Он не достиг земного рая. Он рано умер, и вдова,
его бумаги разбирая, искала главные слова,
те самые, одни из тысяч, чтоб вспомнить, словно о живом,
чтоб их уместно было высечь на тяжком камне гробовом.
Я помогал ей (это длилось дня два), но ни одна строка
не подошла. Лишь сердце билось да расплывались облака
в неверном небе Подмосковья. Нет эпитафий никому.
Любовь рифмуется с любовью, а голос – с выстрелом во тьму.
И молча я промолвлю: что нам живая речь и смертный стыд?
Над раскалённым Вашингтоном светило тяжкое висит,
огнём гранёным, сном багровым асфальтовая спит заря,
но не выдерживает слово цепей земного словаря.
«Я шагал с эпохой в ногу, знал поэтов и певцов…»
Я шагал с эпохой в ногу, знал поэтов и певцов,
знал художников немного и известных мудрецов.
Рассуждал о коммунизме, о стихах, о смысле жизни
или шахматной игрой с ними тешился порой.
И не просто для забавы эти творческие львы
говорили мне, что слава слаще мёда и халвы —
что в виду они имели, сочиняя эту речь,
олимпийцы, чем хотели друга скромного увлечь?
Слава – яркая заплата. Это Пушкин написал.

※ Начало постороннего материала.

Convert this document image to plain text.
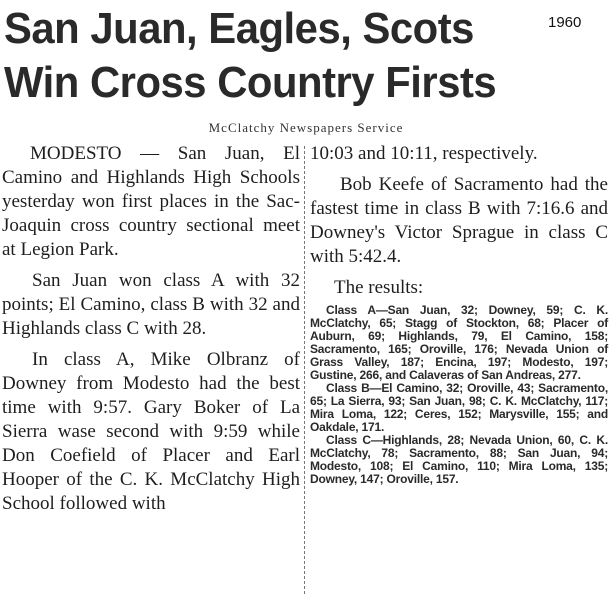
1960
San Juan, Eagles, Scots
Win Cross Country Firsts
McClatchy Newspapers Service

MODESTO — San Juan, El Camino and Highlands High Schools yesterday won first places in the Sac-Joaquin cross country sectional meet at Legion Park.

San Juan won class A with 32 points; El Camino, class B with 32 and Highlands class C with 28.

In class A, Mike Olbranz of Downey from Modesto had the best time with 9:57. Gary Boker of La Sierra wase second with 9:59 while Don Coefield of Placer and Earl Hooper of the C. K. McClatchy High School followed with

10:03 and 10:11, respectively.

Bob Keefe of Sacramento had the fastest time in class B with 7:16.6 and Downey's Victor Sprague in class C with 5:42.4.

The results:

Class A—San Juan, 32; Downey, 59; C. K. McClatchy, 65; Stagg of Stockton, 68; Placer of Auburn, 69; Highlands, 79, El Camino, 158; Sacramento, 165; Oroville, 176; Nevada Union of Grass Valley, 187; Encina, 197; Modesto, 197; Gustine, 266, and Calaveras of San Andreas, 277.

Class B—El Camino, 32; Oroville, 43; Sacramento, 65; La Sierra, 93; San Juan, 98; C. K. McClatchy, 117; Mira Loma, 122; Ceres, 152; Marysville, 155; and Oakdale, 171.

Class C—Highlands, 28; Nevada Union, 60, C. K. McClatchy, 78; Sacramento, 88; San Juan, 94; Modesto, 108; El Camino, 110; Mira Loma, 135; Downey, 147; Oroville, 157.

Но она же и зарплата, и шампанского бокал,
Был я полностью согласен и завистливо глядел,
представлялся мне прекрасен этот радостный удел.
Но успешно миновала юность робкая моя.
И давно забочусь мало о таких моментах я.
Больше нет советской власти, лишь доносится в ночи:
не ищи, бахытик, счастья, легкой смерти не ищи.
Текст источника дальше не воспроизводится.